BEN POV
"Dengar, aku sekarang benar-benar ragu buat ngebangun keluarga kecilku sama kamu. Rasa takutku seakan menguasaiku. mungkin, bagi beberapa orang ini hanya hal sepele. tapi, bagiku rasanya sangat menyakitkan. kamu diam. kamu bisu saat melihatku dipermalukan diperusahaanmu sendiri. Jika ditempat kekuasaanmu saja, aku merasa kamu tak sanggup melindungiku, bagaimana ditempat lainnya ben? Mungkin, nanti kamu hanya akan menulikan telingamu seakan tak ada yang terjadi, bukan?" aku menjelaskan nya dengan menatap dalam kebola matanya. aku berharap dia sadar apa yang kurasakan.
"Sayang, kamu salah paham. Aku bakal selalu jaga kamu dan ngelindungin kamu.
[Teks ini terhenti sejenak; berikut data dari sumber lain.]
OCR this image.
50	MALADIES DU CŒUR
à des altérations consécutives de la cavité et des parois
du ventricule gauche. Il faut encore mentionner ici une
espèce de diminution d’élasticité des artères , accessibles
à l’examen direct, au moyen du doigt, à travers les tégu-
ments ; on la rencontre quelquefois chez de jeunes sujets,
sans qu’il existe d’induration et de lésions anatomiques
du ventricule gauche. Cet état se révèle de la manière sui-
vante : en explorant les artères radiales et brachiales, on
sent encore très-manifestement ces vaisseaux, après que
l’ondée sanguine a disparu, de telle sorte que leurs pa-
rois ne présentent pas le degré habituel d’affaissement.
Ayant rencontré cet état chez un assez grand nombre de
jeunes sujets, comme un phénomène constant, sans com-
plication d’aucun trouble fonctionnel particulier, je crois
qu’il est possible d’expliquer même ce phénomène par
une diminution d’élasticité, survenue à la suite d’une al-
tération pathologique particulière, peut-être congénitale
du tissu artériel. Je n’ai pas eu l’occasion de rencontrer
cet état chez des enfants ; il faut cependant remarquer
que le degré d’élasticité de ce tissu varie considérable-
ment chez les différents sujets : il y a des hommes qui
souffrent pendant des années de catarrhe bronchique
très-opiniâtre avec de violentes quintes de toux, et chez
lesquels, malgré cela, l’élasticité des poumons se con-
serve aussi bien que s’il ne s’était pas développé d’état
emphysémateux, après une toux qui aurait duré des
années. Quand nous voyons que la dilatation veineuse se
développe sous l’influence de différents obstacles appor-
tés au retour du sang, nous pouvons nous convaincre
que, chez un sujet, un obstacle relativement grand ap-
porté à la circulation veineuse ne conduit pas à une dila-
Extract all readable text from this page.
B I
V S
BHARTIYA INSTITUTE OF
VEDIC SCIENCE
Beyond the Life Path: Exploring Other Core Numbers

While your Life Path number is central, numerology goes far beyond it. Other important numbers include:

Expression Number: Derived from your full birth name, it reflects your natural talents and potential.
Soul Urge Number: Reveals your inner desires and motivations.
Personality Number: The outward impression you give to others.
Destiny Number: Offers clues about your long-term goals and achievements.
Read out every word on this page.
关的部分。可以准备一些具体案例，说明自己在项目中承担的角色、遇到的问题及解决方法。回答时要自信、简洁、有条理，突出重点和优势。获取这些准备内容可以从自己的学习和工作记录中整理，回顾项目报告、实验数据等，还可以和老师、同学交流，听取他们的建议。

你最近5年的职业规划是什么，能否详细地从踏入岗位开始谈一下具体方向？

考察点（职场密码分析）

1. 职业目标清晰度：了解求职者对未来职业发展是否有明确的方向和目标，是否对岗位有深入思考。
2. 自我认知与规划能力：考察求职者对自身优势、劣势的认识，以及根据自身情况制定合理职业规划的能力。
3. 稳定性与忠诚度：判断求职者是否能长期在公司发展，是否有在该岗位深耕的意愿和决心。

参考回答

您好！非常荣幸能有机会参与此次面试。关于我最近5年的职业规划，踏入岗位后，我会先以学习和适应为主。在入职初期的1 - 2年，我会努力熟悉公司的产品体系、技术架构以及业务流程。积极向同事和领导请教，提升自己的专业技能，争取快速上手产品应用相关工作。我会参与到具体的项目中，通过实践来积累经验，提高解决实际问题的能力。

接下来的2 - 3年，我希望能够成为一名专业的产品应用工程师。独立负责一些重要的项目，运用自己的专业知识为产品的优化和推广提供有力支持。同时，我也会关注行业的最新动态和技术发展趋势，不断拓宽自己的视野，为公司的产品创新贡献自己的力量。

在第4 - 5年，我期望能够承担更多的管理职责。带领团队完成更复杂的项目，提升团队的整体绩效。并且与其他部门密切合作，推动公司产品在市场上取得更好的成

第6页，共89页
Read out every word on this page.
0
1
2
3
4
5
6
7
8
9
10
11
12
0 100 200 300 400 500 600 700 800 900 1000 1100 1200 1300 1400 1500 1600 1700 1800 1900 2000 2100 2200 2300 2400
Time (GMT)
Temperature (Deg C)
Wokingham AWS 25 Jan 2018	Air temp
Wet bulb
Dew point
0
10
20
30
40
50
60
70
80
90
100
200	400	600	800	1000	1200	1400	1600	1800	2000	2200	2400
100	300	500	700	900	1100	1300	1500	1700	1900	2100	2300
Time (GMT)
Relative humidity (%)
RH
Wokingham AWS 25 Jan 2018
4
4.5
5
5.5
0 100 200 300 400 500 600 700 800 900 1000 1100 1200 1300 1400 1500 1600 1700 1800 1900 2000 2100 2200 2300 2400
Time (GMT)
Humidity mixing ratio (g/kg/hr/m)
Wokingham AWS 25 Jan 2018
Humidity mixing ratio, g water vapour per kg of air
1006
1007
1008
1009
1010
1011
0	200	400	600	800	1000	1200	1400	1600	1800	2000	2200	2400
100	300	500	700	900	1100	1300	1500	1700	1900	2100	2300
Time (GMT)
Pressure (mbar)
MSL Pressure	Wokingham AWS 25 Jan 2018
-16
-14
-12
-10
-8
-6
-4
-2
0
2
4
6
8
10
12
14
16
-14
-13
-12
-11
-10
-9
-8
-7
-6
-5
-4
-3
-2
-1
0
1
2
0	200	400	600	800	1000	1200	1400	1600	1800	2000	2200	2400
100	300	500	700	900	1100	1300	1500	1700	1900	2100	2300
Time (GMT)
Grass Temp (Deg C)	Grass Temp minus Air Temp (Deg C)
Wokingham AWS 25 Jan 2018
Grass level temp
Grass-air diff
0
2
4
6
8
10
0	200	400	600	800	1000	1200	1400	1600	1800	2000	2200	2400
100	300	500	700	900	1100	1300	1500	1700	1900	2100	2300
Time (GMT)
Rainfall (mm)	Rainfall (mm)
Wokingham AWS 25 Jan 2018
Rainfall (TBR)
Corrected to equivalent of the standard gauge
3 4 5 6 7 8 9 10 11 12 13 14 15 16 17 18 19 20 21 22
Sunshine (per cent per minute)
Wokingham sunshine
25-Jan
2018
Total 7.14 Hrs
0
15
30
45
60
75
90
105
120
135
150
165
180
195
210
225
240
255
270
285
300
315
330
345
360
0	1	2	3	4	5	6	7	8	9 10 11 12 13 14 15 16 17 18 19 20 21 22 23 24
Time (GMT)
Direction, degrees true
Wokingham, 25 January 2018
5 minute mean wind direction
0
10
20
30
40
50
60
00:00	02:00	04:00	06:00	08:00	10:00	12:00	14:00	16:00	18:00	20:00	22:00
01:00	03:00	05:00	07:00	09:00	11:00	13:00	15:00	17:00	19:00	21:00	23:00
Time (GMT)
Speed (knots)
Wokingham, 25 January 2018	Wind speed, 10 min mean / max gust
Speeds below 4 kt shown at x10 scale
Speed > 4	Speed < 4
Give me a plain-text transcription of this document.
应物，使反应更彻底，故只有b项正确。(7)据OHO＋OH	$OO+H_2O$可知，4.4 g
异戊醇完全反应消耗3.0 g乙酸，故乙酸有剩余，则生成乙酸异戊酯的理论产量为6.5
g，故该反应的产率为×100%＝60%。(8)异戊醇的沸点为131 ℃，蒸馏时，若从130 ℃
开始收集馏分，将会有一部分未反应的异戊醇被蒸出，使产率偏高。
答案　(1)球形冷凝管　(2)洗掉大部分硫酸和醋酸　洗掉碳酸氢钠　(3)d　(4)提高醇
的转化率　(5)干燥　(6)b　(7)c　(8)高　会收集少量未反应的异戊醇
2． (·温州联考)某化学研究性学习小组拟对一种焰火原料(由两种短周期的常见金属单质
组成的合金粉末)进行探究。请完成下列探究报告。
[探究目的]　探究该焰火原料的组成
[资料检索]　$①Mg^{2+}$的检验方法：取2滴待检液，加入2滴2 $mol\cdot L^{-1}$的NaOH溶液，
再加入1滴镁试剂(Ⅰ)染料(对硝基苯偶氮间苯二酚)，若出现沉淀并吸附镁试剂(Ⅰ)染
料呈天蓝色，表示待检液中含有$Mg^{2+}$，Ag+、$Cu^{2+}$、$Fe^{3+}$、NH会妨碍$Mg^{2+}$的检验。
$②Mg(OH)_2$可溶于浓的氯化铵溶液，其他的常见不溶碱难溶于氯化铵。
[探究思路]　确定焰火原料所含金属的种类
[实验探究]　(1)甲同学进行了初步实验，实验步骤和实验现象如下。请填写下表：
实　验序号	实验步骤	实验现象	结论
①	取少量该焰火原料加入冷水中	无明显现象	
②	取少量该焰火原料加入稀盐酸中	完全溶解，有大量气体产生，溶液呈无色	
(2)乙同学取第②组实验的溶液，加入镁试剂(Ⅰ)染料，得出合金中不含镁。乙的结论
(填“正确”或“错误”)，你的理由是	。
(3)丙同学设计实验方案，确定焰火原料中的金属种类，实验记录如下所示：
Kan tadi aku udah jelasin, aku cuma ngerasa bingung dan panik ngeliat kamu semarah itu" jelas ben.
***
Ben menggenggam tanganku erat. kerutan didahinya menunjukkan seberapa takutnya ia kehilanganku. hilang? emang sejak kapan aku jadi miliknya? . aku mendengus kesal. aku bingung sekarang harus apa. hingga---
"Aku kasih kamu satu kali kesempatan" ucapku pelan.
"Beneran? sayangg makasihhh aku bener-bener minta maaf" teriak ben bahagia yang akhirnya langsung memeluk tubuhku.
"Ck. aku belum selesai ngomong" decakku kesal sembari mendorongnya pelan.
"oke-oke , Terus apa?" ben melepaskan pelukannya dan mulai menatapku dalam.
"aku mau kita buat kesepakatan" ucapku pelan namun menandakan ketegasan didalamnya.
"Kesepakatan apa?" tanya ben penasaran. dia mengernyitkan dahinya.
"Aku kasih kamu waktu satu minggu" ucapanku berjeda.
"Dalam waktu satu minggu itu, kamu harus bisa bikin aku percaya lagi sama kamu. kalo sampe dalam waktu satu minggi kamu ga bisa bikin aku percaya, berarti pernikahan kita memang harus dibatalkan" lanjutku yang langsung membuat Rahangnya mengeras seketika saat mendengar ucapan terakhirku.
"Aku setuju. lagian, Pernikahan kita ga akan aku biarin sampe batal" jawabnya cepat sambil menatapku tajam.
toh tatapan itu tak mempan untukku, lagian, dia tak akan membunuhku, jadi aku tak takut, pikirku. Aku tak akan membuat satu minggu itu menjadi hal mudah baginya. aku tersenyum menyeringai menatapnya. Cih, aku tak akan kalah dari ben karena aku sudah pasti akan menang. aku ga akan gagal.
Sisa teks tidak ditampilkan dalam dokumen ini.